Based on the above data, if you are building an application that is READ HEAVY, consider using the eruZero map, which is specifically designed for static reading with occasional removals. If you are building an application similar to the EXCHANGE test, consider using ArrayHashMap, which has excellent removal performance and almost instant iteration over the entire map (not tested here). Zig's HashMap is great for growing and reading small volumes under 1M entries. In general, eruZero completed four tests in the least amount of time.
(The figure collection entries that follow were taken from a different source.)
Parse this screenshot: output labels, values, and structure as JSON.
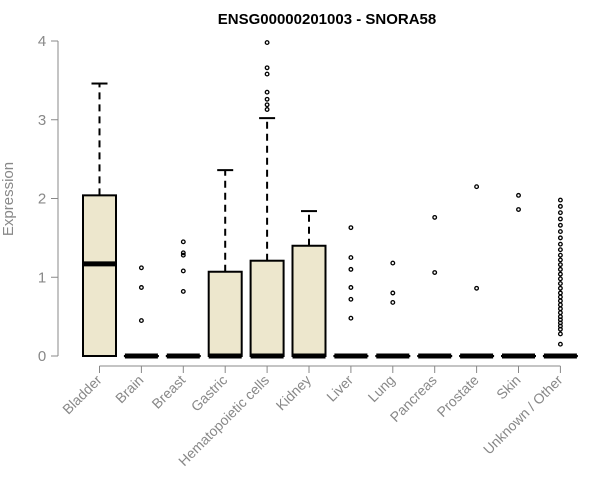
{
  "chart_data": {
    "type": "boxplot",
    "title": "ENSG00000201003 - SNORA58",
    "xlabel": "",
    "ylabel": "Expression",
    "ylim": [
      0,
      4
    ],
    "yticks": [
      0,
      1,
      2,
      3,
      4
    ],
    "box_fill": "#ede7cd",
    "box_stroke": "#000000",
    "axis_color": "#888888",
    "categories": [
      "Bladder",
      "Brain",
      "Breast",
      "Gastric",
      "Hematopoietic cells",
      "Kidney",
      "Liver",
      "Lung",
      "Pancreas",
      "Prostate",
      "Skin",
      "Unknown / Other"
    ],
    "boxes": [
      {
        "q1": 0,
        "median": 1.17,
        "q3": 2.04,
        "whisker_low": 0,
        "whisker_high": 3.46,
        "outliers": []
      },
      {
        "q1": 0,
        "median": 0,
        "q3": 0,
        "whisker_low": 0,
        "whisker_high": 0,
        "outliers": [
          0.45,
          0.87,
          1.12
        ]
      },
      {
        "q1": 0,
        "median": 0,
        "q3": 0,
        "whisker_low": 0,
        "whisker_high": 0,
        "outliers": [
          0.82,
          1.08,
          1.28,
          1.31,
          1.45
        ]
      },
      {
        "q1": 0,
        "median": 0,
        "q3": 1.07,
        "whisker_low": 0,
        "whisker_high": 2.36,
        "outliers": []
      },
      {
        "q1": 0,
        "median": 0,
        "q3": 1.21,
        "whisker_low": 0,
        "whisker_high": 3.02,
        "outliers": [
          3.13,
          3.19,
          3.26,
          3.35,
          3.58,
          3.66,
          3.98
        ]
      },
      {
        "q1": 0,
        "median": 0,
        "q3": 1.4,
        "whisker_low": 0,
        "whisker_high": 1.84,
        "outliers": []
      },
      {
        "q1": 0,
        "median": 0,
        "q3": 0,
        "whisker_low": 0,
        "whisker_high": 0,
        "outliers": [
          0.48,
          0.72,
          0.87,
          1.1,
          1.25,
          1.63
        ]
      },
      {
        "q1": 0,
        "median": 0,
        "q3": 0,
        "whisker_low": 0,
        "whisker_high": 0,
        "outliers": [
          0.68,
          0.8,
          1.18
        ]
      },
      {
        "q1": 0,
        "median": 0,
        "q3": 0,
        "whisker_low": 0,
        "whisker_high": 0,
        "outliers": [
          1.06,
          1.76
        ]
      },
      {
        "q1": 0,
        "median": 0,
        "q3": 0,
        "whisker_low": 0,
        "whisker_high": 0,
        "outliers": [
          0.86,
          2.15
        ]
      },
      {
        "q1": 0,
        "median": 0,
        "q3": 0,
        "whisker_low": 0,
        "whisker_high": 0,
        "outliers": [
          1.86,
          2.04
        ]
      },
      {
        "q1": 0,
        "median": 0,
        "q3": 0,
        "whisker_low": 0,
        "whisker_high": 0,
        "outliers": [
          0.15,
          0.28,
          0.34,
          0.38,
          0.42,
          0.46,
          0.5,
          0.55,
          0.6,
          0.65,
          0.7,
          0.75,
          0.8,
          0.86,
          0.92,
          0.98,
          1.04,
          1.1,
          1.16,
          1.22,
          1.28,
          1.35,
          1.42,
          1.5,
          1.58,
          1.66,
          1.74,
          1.82,
          1.9,
          1.98
        ]
      }
    ]
  }
}
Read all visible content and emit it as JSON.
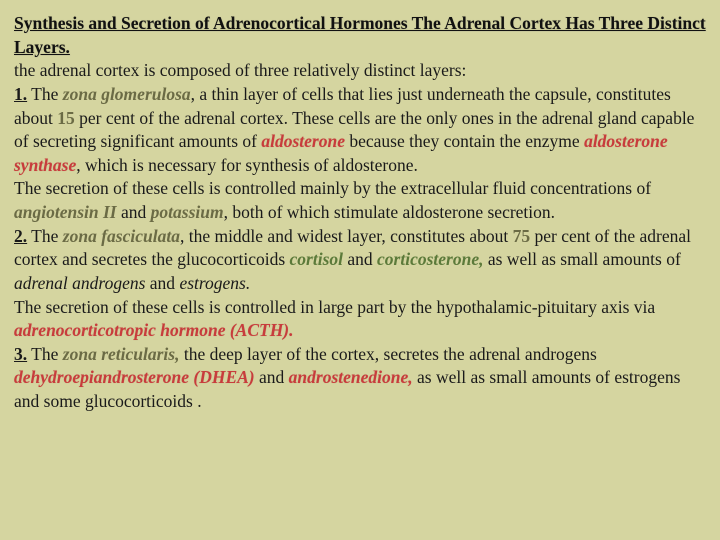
{
  "title": "Synthesis and Secretion of Adrenocortical Hormones The Adrenal Cortex Has Three Distinct Layers.",
  "intro": "the adrenal cortex is composed of three relatively distinct layers:",
  "n1": "1.",
  "the1": " The ",
  "zona1": "zona glomerulosa",
  "layer1a": ", a thin layer of cells that lies just underneath the capsule, constitutes about ",
  "fifteen": "15",
  "layer1b": " per cent of the adrenal cortex. These cells are the only ones in the adrenal gland capable of secreting significant amounts of ",
  "aldo": "aldosterone",
  "layer1c": " because they contain the enzyme ",
  "aldosyn": "aldosterone synthase",
  "layer1d": ", which is necessary for synthesis of aldosterone.",
  "sec1a": "The secretion of these cells is controlled mainly by the extracellular fluid concentrations of ",
  "ang": "angiotensin II",
  "and1": " and ",
  "pot": "potassium",
  "sec1b": ", both of which stimulate aldosterone secretion.",
  "n2": "2.",
  "the2": " The ",
  "zona2": "zona fasciculata",
  "layer2a": ", the middle and widest layer, constitutes about ",
  "seventyfive": "75",
  "layer2b": " per cent of the adrenal cortex and secretes the glucocorticoids ",
  "cortisol": "cortisol",
  "and2": " and ",
  "corticosterone": "corticosterone,",
  "layer2c": " as well as small amounts of ",
  "adrogens": "adrenal androgens",
  "and3": " and ",
  "estrogens": "estrogens.",
  "sec2a": "The secretion of these cells is controlled in large part by the hypothalamic-pituitary axis via ",
  "acth": "adrenocorticotropic hormone (ACTH).",
  "n3": "3.",
  "the3": " The ",
  "zona3": "zona reticularis,",
  "layer3a": " the deep layer of the cortex, secretes the adrenal androgens ",
  "dhea": "dehydroepiandrosterone (DHEA)",
  "and4": " and ",
  "andro": "androstenedione,",
  "layer3b": " as well as small amounts of estrogens and some glucocorticoids ."
}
If you do not want external dependencies, you should still consider using Zig's excellent ArrayHashMap in your projects, which is an overall better alternative to Zig's HashMap. ArrayHashMap is somewhat underestimated in Zig's community (as it seems, scavenging the GitHub data) because it grows slower than std:HashMap and because of popular synthetic tests, usually consisting of grow-clear-put_again-get-iterate-remove sequence or similar, used to benchmark hashmaps. And somehow it got into people's heads that the map that runs the sequence faster is better. In fact, the ArrayHashMap will not come out on top in such synthetic tests. However, tests that do not measure the hashmap's performance by the number of deleted entries it holds at runtime cannot tell the whole truth.